Task: Book binding as a reflection of a passport to the kingdom of the sick.
Susan Sontag, Illness as Metaphor, 1978
Research and express areas of health
Through making a passport. Exploring health.
Good and BAD health
Create a book, use binding techniques.
Initial ideas.
Access to places
Self identity
Metaphor of stitch
Passport document of acceptance and personal justification
Creative process:
I’d describe my ‘passport’ as messy, rough, chaotic, difficult to explain and a little broken already. Relating to the kingdom of the sick as that description is easily interchangeable with my health, at this moment in time. I live with chronic pain, and felt a personal connection to aspects of “Illness as Metaphor”. “ it is hardly possible to take up one's residence in the kingdom of the ill unprejudiced by the lurid metaphors”. “This quote relates to people residing within this less than desirable kingdom.
Reading this text made me think in depth about my ongoing experience within the medical world, thinking back to all the medical metaphors I’ve heard and have said myself. One that comes to mind right now is “this pain is hell”, an unexplainable, shareable, burning, lonely, overwhelming feeling - the worst case scenario in many situations/ cultures and religions. When in reality it really is just a leg that hurts.
All of these points inspired me to make my passport reflect my personal journey of health, from a stance of recognition and acceptance. I began to think about how my journey to this kingdom began, suddenly, invisible. Carrying signed notes from medical professionals and teaching staff excusing from various activities to prevent debilitating pain. These notes built up throughout my time in secondary education, and were written in various levels of formality: typed, ‘scribbled’, printed and torn- all collecting in my little zip pocket of a barely worn blazer. Making my pain visible, paper as an advocate for care.
As time went on, I received multiple surgeries. My pain is documented by six small scars, all in a line, fading. These surgeries marked a turning point in my health, a step towards re-entering the kingdom of the well.

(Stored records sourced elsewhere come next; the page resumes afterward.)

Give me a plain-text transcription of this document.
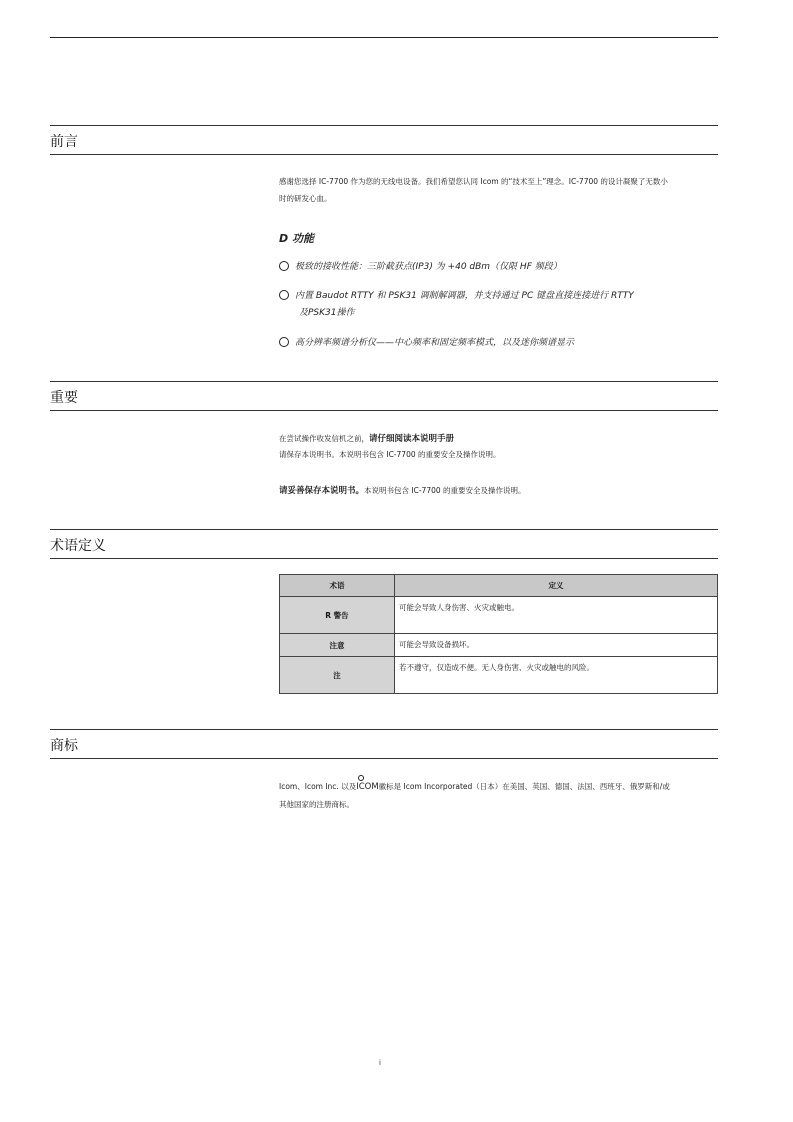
前言
感谢您选择 IC-7700 作为您的无线电设备。我们希望您认同 Icom 的“技术至上”理念。IC-7700 的设计凝聚了无数小
时的研发心血。
D 功能
极致的接收性能：三阶截获点(IP3) 为 +40 dBm（仅限 HF 频段）
内置 Baudot RTTY 和 PSK31 调制解调器，并支持通过 PC 键盘直接连接进行 RTTY
及PSK31操作
高分辨率频谱分析仪——中心频率和固定频率模式，以及迷你频谱显示
重要
在尝试操作收发信机之前，请仔细阅读本说明手册
请保存本说明书。本说明书包含 IC-7700 的重要安全及操作说明。
请妥善保存本说明书。本说明书包含 IC-7700 的重要安全及操作说明。
术语定义
术语	定义
R 警告	可能会导致人身伤害、火灾或触电。
注意	可能会导致设备损坏。
注	若不遵守，仅造成不便。无人身伤害、火灾或触电的风险。
商标
Icom、Icom Inc. 以及
ICOM徽标是 Icom Incorporated（日本）在美国、英国、德国、法国、西班牙、俄罗斯和/或
其他国家的注册商标。
i
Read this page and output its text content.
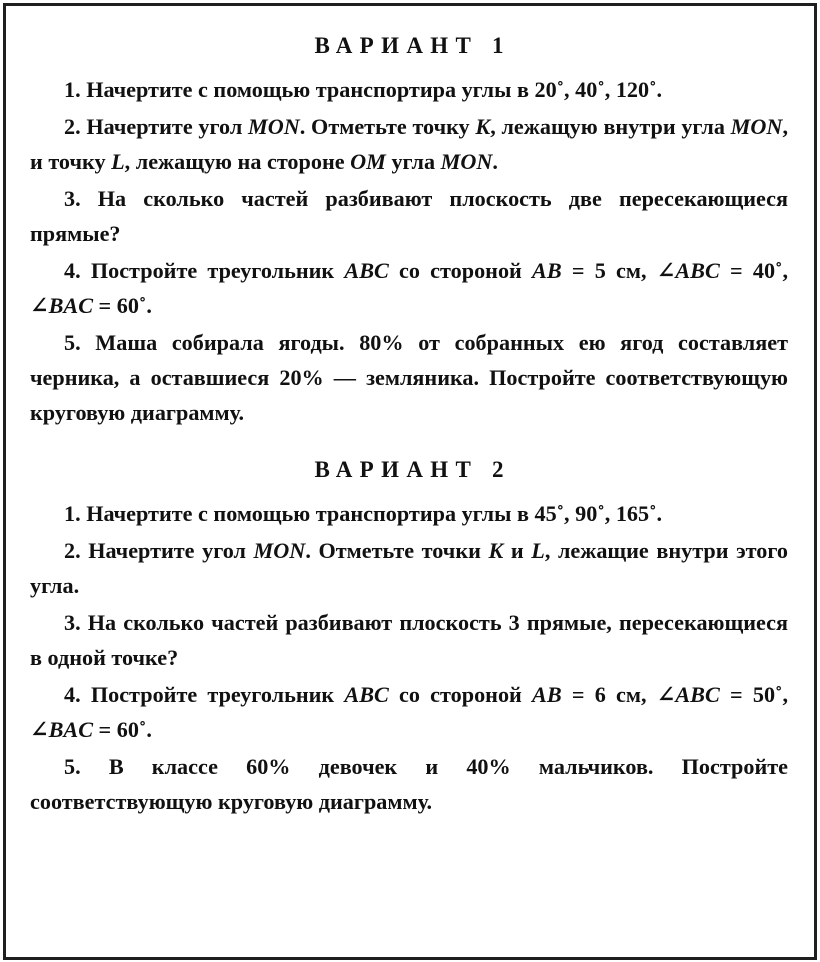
ВАРИАНТ 1

1. Начертите с помощью транспортира углы в 20˚, 40˚, 120˚.

2. Начертите угол MON. Отметьте точку K, лежащую внутри угла MON, и точку L, лежащую на стороне OM угла MON.

3. На сколько частей разбивают плоскость две пересекающиеся прямые?

4. Постройте треугольник ABC со стороной AB = 5 см, ∠ABC = 40˚, ∠BAC = 60˚.

5. Маша собирала ягоды. 80% от собранных ею ягод составляет черника, а оставшиеся 20% — земляника. Постройте соответствующую круговую диаграмму.

ВАРИАНТ 2

1. Начертите с помощью транспортира углы в 45˚, 90˚, 165˚.

2. Начертите угол MON. Отметьте точки K и L, лежащие внутри этого угла.

3. На сколько частей разбивают плоскость 3 прямые, пересекающиеся в одной точке?

4. Постройте треугольник ABC со стороной AB = 6 см, ∠ABC = 50˚, ∠BAC = 60˚.

5. В классе 60% девочек и 40% мальчиков. Постройте соответствующую круговую диаграмму.
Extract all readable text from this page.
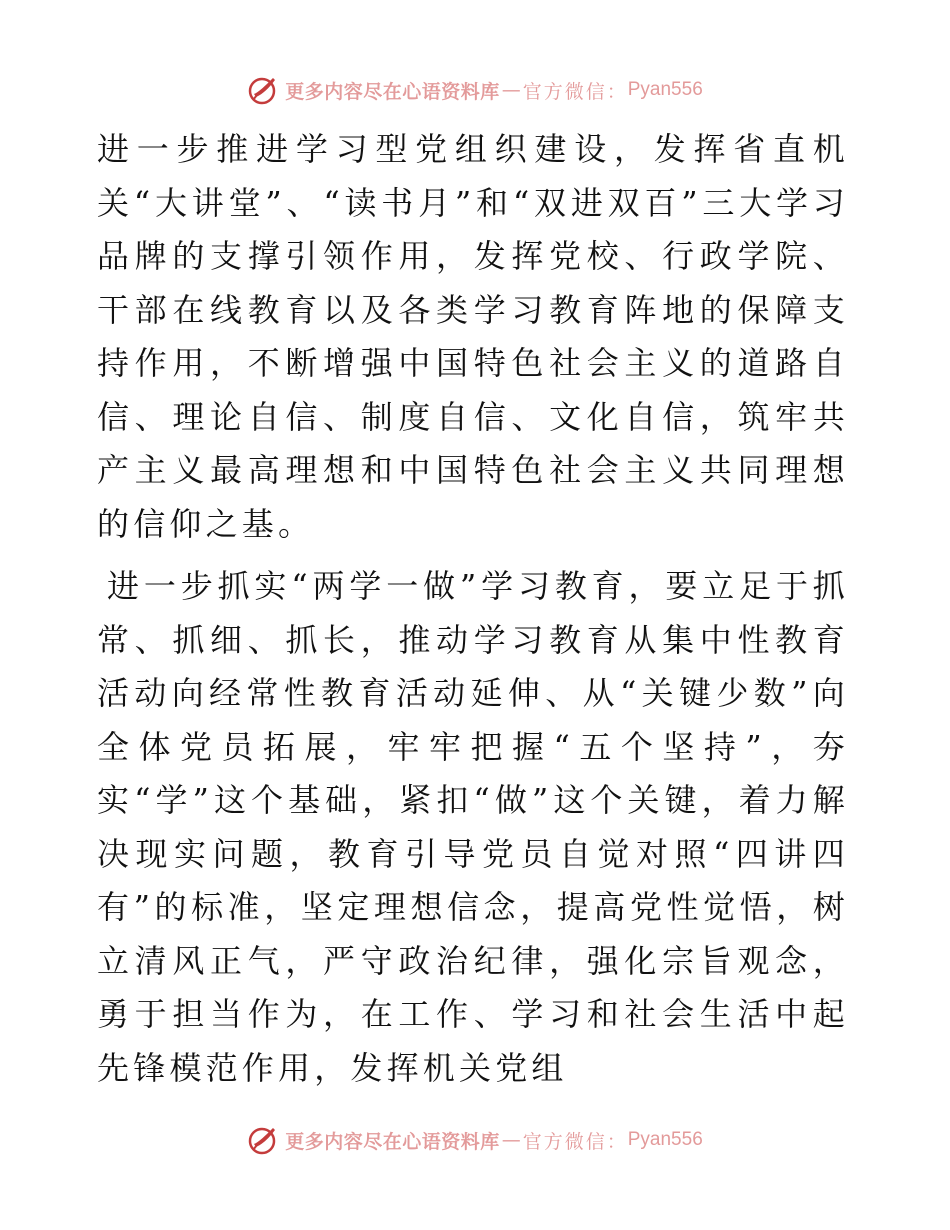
更多内容尽在心语资料库 — 官方微信： Pyan556

进一步推进学习型党组织建设，发挥省直机关“大讲堂”、“读书月”和“双进双百”三大学习品牌的支撑引领作用，发挥党校、行政学院、干部在线教育以及各类学习教育阵地的保障支持作用，不断增强中国特色社会主义的道路自信、理论自信、制度自信、文化自信，筑牢共产主义最高理想和中国特色社会主义共同理想的信仰之基。

进一步抓实“两学一做”学习教育，要立足于抓常、抓细、抓长，推动学习教育从集中性教育活动向经常性教育活动延伸、从“关键少数”向全体党员拓展，牢牢把握“五个坚持”，夯实“学”这个基础，紧扣“做”这个关键，着力解决现实问题，教育引导党员自觉对照“四讲四有”的标准，坚定理想信念，提高党性觉悟，树立清风正气，严守政治纪律，强化宗旨观念，勇于担当作为，在工作、学习和社会生活中起先锋模范作用，发挥机关党组

更多内容尽在心语资料库 — 官方微信： Pyan556
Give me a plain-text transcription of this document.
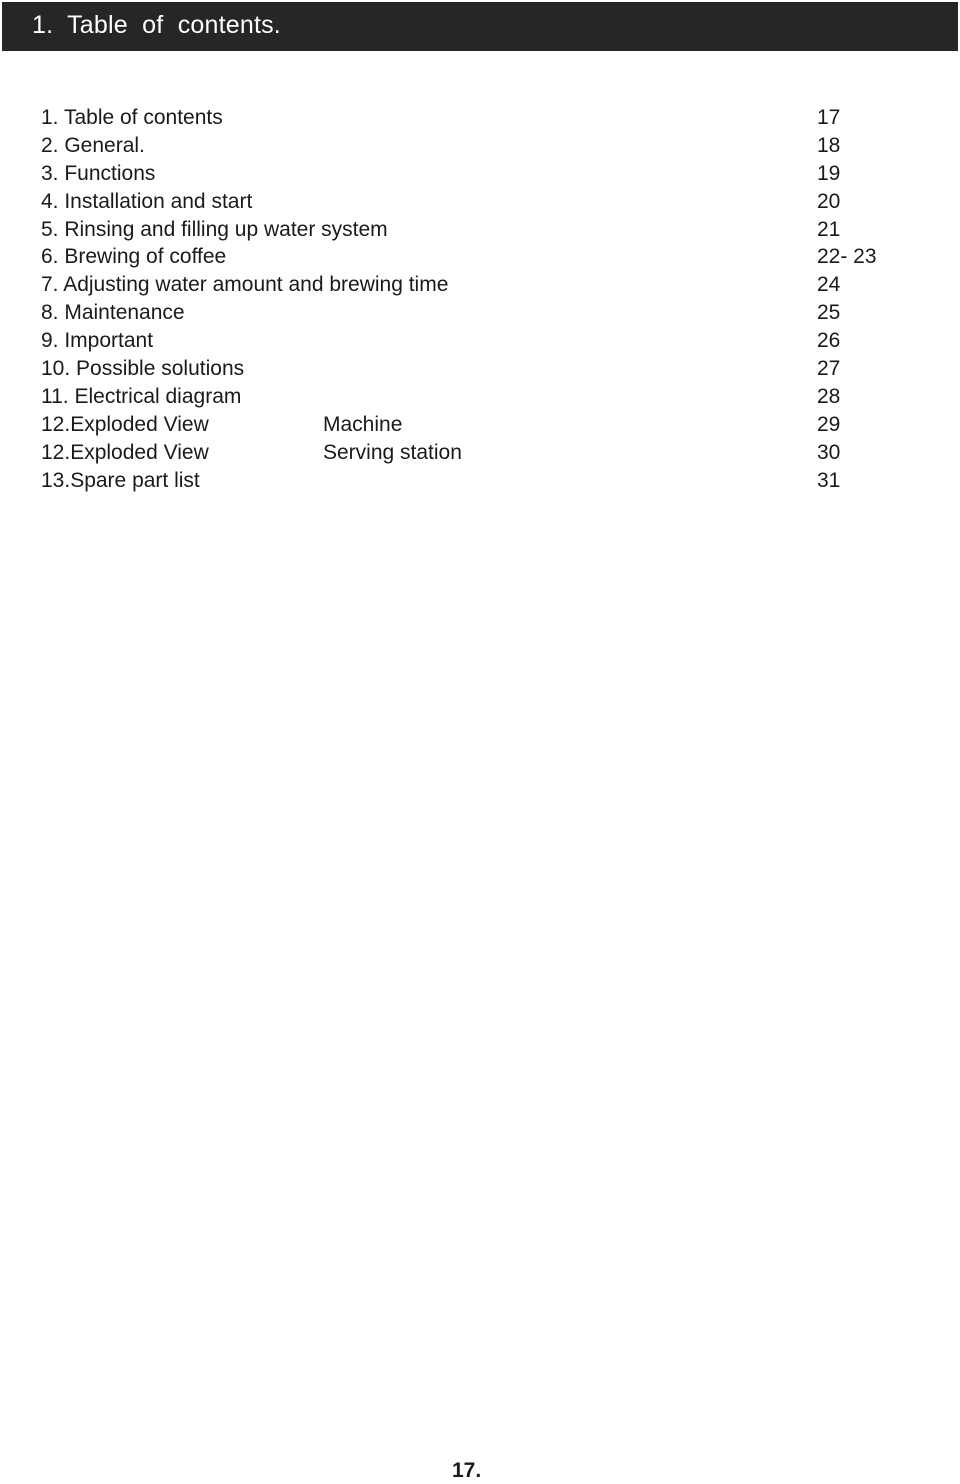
1.  Table  of  contents.
1. Table of contents	17
2. General.	18
3. Functions	19
4. Installation and start	20
5. Rinsing and filling up water system	21
6. Brewing of coffee	22- 23
7. Adjusting water amount and brewing time	24
8. Maintenance	25
9. Important	26
10. Possible solutions	27
11. Electrical diagram	28
12.Exploded View	Machine	29
12.Exploded View	Serving station	30
13.Spare part list	31
17.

The notes and scars were my inspiration for this passport. I collected paper: coloured, lined, graph- cut and tore them apart. Aligning along a central fold, a like for like to the contents of the pocket on my school blazer. Next, I used a sharp tool to poke holes, planning the spacing and length to resemble my scars. I then threaded a needle with thick white thread. My stitches post surgery looked very unprofessional: big knots, long, tangled strings. So that's what I mimicked for the binding of the book. Stitches, a metaphor for stitches. This book is centred around my personal memories of medical intervention. A small gesture to represent the progress made towards recovery. The ongoing desire to re-enter the kingdom of the well.